At 10:00 AM, new home sales ticked in line with expectations, showing that middle-class housing demand hasn’t rolled over yet. A bright spot, but fragile.
Powell on Deck
At 1 PM, Jerome Powell stepped up. No fire and brimstone, no Trump-style brawl, but a reminder that inflation’s sticky, asset valuations look inflated, and cuts aren’t a free lunch. For investors betting on Miran’s sharper knives, Powell basically said: not so fast. Markets flinched. Tech and growth names took it on the chin, defense and energy held steady.
Earnings Spotlight: Micron (MU)
After the bell, Micron beat expectations. $11.3B in revenue vs the $11.15B whisper, AI chips doing the heavy lifting.
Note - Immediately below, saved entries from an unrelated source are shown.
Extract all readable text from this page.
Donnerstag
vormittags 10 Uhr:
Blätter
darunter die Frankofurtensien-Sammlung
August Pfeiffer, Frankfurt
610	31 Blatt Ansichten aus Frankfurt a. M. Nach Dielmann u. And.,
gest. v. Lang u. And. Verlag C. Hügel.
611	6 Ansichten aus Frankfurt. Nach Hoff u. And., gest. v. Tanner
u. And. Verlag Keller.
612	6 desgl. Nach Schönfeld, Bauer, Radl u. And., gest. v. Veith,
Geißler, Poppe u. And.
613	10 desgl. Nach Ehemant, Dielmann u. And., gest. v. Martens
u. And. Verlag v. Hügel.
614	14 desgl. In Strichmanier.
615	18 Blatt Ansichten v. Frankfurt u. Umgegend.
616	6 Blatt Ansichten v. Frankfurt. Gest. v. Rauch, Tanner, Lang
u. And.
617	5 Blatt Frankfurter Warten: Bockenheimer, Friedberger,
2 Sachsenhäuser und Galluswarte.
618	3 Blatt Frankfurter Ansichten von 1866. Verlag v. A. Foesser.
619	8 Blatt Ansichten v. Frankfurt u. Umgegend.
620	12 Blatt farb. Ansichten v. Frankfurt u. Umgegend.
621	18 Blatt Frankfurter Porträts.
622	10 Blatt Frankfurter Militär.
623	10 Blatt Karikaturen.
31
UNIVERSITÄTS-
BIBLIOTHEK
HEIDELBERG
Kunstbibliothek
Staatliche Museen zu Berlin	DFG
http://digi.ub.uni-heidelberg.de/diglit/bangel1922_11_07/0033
China probes remain a risk, but the bigger story is reshoring. If tariffs force supply chains back home, Micron is positioned as a GOP-aligned play on American strength.
My GOP Take
- Tariffs sting factories: Sub-50 was my worry — we didn’t go there, but the inventory glut screams stress.
- Services buffer softening: Still positive, but losing steam. The consumer engine isn’t invincible.
- Powell vs. Trump, Round 2? Powell’s caution contrasts with Miran’s rate-cut drumbeat. Don’t expect fireworks yet, but the clash is brewing.
- Micron call pays: Earnings beat confirmed. If reshoring headlines gain traction, MU could ride a 5–10% pop over the week.
My Play
I’m staying with Micron calls. Tariffs + AI = long-term tailwinds, even with short-term China noise. Watching defense names as Trump leans harder into EU “unfair deal” rhetoric — the tweetstorm chatter mid-week could juice the sector.